ECS New Mountbatten BuildingIn 1987, as part of the major expansion of Computer Science, two new Professors, Tony Hey and Peter Henderson, were appointed. Hey took charge of the Regional Transputer Support Centre, which was initially funded by the SERC. This was established at Chilworth Research Centre, its purpose to introduce transputer technology to industry. Subsequently the Department's Concurrent Computer Group was to secure a £13 million grant from the DTI to establish one of the country's three Parallel Applications Centres at Chilworth. In 1994, the Parallel Applications Centre was the first UK customer to install an IBM SP2 parallel supercomputer, capable of 1,000 million calculations per second. This followed IBM's choice of Southampton as the (the only UK university in its Shared University Research (SUR) scheme.

One of the projects in the SUR portfolio was networked multimedia, which was a key interest of Wendy Hall. An undergraduate and postgraduate student at Southampton, she had joined the Departmental staff in 1984 and subsequently founded the Multimedia Research Group (MMRG), which became of the most advanced of its kind. In 1994, she became the Engineering Faculty's first female Professor. Her group's pioneering Microcosm hypermedia system was commercialised in 1994 and won a prestigious British Computer Society IT Award in 1996' as well as being a major influence on the WWW Consortium's XML/Xlink standard.

Computer Science at Southampton has continued to grow from strength to strength.
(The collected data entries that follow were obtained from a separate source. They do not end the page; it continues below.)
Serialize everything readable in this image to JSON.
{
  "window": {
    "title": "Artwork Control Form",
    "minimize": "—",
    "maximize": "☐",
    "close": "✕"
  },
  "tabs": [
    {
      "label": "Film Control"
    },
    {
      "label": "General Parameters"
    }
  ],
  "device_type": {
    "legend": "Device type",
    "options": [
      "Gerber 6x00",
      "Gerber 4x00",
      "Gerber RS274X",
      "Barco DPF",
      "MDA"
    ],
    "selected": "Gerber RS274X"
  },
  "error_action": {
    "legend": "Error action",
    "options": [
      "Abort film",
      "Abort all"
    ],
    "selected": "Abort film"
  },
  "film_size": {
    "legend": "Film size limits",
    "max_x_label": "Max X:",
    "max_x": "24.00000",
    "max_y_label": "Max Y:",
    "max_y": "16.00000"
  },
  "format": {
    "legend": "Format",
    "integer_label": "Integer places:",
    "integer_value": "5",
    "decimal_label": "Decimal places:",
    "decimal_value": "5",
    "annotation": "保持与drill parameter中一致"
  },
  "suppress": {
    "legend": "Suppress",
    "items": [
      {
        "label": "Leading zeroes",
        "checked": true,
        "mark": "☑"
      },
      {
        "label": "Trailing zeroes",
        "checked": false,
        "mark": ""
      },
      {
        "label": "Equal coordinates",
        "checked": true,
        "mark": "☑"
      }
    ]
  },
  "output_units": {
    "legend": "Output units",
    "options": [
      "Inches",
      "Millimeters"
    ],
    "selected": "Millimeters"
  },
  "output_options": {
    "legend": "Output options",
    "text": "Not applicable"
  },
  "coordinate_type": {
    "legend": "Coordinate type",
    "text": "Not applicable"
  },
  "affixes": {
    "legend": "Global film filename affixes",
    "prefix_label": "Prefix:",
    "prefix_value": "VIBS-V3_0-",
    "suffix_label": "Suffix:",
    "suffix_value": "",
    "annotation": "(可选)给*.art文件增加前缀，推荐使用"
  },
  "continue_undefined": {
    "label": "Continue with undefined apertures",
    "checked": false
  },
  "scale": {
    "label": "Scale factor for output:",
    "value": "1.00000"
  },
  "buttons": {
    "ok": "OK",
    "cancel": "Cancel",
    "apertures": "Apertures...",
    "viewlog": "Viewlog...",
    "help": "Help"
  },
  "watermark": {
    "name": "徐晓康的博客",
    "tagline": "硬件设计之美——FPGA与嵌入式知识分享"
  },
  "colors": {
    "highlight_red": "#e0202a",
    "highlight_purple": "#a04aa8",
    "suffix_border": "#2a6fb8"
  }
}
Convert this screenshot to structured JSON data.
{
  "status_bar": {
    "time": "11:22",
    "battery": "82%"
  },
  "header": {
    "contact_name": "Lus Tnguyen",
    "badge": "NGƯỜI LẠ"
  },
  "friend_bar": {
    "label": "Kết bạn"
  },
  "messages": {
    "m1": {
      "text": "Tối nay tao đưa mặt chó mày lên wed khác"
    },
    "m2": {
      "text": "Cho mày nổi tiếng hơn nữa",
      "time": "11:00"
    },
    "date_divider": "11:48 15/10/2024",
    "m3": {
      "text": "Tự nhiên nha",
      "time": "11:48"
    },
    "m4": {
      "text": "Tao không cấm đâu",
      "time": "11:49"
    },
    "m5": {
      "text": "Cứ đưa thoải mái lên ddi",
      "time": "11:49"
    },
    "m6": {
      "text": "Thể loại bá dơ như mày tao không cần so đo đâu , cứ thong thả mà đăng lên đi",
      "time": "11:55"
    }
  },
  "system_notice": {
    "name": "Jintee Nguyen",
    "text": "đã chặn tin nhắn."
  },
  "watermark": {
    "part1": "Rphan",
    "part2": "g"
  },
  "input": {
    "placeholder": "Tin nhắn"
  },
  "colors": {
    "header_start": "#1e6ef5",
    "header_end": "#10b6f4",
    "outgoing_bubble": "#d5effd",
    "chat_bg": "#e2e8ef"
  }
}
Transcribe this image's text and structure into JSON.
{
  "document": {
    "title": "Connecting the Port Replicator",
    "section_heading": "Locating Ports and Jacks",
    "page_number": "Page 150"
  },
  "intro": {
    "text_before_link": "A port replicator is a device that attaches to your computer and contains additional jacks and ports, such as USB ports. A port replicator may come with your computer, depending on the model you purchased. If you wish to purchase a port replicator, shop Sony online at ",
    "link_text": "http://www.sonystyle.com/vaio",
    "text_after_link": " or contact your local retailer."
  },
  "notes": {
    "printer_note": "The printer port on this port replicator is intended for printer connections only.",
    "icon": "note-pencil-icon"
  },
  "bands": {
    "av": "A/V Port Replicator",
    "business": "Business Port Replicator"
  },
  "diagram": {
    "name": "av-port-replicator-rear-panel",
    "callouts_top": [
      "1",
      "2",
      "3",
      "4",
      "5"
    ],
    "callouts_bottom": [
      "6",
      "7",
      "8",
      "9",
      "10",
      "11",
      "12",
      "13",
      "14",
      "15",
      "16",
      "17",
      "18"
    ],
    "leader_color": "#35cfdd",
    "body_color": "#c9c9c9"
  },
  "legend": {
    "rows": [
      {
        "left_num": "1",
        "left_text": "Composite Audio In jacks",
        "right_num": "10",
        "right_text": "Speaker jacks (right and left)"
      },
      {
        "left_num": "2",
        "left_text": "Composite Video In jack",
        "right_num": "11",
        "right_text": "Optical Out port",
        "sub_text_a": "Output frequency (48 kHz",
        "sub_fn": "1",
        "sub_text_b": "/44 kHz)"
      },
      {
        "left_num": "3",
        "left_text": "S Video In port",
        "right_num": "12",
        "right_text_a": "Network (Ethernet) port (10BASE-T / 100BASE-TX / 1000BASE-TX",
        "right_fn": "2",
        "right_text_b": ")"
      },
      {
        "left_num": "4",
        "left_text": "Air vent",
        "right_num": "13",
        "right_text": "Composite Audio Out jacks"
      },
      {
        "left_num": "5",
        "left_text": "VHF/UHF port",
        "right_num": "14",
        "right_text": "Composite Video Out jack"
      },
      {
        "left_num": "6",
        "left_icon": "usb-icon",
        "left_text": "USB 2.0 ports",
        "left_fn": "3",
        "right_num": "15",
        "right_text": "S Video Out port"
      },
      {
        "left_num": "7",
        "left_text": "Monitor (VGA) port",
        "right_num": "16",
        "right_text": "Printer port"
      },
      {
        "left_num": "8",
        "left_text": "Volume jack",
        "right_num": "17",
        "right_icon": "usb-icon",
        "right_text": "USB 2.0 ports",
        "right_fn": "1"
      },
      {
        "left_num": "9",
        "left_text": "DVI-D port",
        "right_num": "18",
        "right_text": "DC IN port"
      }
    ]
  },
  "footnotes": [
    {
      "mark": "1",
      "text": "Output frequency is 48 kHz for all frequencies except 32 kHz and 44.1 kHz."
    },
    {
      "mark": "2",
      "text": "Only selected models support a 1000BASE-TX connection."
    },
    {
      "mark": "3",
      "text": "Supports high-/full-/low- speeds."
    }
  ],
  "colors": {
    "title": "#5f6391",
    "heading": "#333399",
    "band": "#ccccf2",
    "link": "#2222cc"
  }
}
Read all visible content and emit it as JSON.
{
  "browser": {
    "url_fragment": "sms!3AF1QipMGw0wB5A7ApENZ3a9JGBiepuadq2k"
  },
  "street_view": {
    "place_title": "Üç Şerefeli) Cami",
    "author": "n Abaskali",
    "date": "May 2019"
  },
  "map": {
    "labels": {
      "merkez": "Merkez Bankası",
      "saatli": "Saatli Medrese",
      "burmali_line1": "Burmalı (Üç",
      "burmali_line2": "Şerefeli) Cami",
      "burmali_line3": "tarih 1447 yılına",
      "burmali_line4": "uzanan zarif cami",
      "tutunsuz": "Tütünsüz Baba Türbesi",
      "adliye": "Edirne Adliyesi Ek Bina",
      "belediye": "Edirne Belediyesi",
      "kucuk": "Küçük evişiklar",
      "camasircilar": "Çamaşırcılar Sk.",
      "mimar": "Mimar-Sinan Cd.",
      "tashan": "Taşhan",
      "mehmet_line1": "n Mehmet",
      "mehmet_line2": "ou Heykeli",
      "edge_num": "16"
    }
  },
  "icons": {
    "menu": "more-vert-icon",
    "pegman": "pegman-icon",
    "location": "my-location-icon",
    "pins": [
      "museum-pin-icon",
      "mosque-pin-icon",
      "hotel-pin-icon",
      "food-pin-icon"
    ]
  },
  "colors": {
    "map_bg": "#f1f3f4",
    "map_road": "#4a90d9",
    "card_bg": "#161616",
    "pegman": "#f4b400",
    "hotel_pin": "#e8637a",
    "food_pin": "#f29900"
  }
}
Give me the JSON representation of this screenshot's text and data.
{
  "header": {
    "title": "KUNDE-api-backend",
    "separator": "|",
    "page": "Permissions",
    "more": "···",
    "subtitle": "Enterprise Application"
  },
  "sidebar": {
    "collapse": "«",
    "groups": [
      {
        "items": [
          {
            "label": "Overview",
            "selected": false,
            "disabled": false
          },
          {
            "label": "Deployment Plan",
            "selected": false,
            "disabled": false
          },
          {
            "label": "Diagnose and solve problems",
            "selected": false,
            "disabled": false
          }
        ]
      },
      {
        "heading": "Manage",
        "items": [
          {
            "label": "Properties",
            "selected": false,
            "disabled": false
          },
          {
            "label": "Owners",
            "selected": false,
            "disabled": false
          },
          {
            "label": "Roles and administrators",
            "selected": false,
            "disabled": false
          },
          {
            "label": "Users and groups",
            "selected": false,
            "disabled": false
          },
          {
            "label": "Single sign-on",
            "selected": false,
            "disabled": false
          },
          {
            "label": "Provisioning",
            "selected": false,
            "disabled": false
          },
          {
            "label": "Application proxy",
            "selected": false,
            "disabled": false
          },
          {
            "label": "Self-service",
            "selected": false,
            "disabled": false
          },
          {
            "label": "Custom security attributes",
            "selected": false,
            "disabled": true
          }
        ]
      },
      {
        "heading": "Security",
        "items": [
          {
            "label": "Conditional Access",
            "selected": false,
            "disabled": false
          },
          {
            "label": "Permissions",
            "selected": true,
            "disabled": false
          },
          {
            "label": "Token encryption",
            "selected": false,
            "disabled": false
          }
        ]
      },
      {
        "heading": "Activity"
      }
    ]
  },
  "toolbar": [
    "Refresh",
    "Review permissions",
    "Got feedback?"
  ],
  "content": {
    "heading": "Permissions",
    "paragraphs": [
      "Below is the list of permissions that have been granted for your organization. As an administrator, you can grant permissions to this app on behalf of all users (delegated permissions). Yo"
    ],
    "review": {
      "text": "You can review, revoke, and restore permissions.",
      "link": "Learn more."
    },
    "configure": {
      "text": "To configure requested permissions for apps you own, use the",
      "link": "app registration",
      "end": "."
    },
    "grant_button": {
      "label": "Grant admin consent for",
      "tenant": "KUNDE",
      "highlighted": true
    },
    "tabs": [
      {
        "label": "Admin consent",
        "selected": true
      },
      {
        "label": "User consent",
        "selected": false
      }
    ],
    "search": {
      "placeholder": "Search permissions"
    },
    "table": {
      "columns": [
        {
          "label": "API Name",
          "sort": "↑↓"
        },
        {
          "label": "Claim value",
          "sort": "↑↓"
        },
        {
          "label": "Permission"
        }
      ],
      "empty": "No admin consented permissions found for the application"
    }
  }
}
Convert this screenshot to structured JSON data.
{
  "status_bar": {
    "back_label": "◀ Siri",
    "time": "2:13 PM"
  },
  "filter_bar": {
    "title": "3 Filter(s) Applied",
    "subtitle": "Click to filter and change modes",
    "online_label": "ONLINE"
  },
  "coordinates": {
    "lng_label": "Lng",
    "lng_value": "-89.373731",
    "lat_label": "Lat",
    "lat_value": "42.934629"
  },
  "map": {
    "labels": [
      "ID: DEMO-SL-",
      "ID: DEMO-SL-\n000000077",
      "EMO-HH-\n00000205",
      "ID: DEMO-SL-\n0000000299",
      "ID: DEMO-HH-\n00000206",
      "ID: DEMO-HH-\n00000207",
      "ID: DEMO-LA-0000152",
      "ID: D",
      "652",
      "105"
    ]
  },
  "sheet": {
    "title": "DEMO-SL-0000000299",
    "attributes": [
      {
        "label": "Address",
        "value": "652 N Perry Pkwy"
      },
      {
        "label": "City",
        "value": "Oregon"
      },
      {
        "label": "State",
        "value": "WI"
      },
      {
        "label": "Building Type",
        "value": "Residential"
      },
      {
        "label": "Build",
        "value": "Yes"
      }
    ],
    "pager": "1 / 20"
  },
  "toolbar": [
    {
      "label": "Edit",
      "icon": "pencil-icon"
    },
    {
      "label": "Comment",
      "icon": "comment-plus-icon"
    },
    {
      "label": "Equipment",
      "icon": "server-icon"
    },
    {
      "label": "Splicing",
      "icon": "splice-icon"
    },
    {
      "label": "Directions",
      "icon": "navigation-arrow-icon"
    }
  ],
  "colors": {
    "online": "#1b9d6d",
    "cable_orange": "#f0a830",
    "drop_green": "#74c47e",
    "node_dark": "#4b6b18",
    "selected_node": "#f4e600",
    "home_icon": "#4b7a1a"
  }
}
Its excellent research track record is evidenced by the fact that in the recent round of EPSRC inter-disciplinary research collaboration (IRC) funding Southampton was involved in two of the five successful bids, becoming the lead site in the Advanced Knowledge Technologies (AKT) IRC and a partner in the Equator IRC. Southampton is now one of the major international research centres in multi-agent systems and, in addition, strength in e-Science and GRID-based computing has led recently to significant funding being awarded to Southampton, making the University a leading centre for research in Computer Science.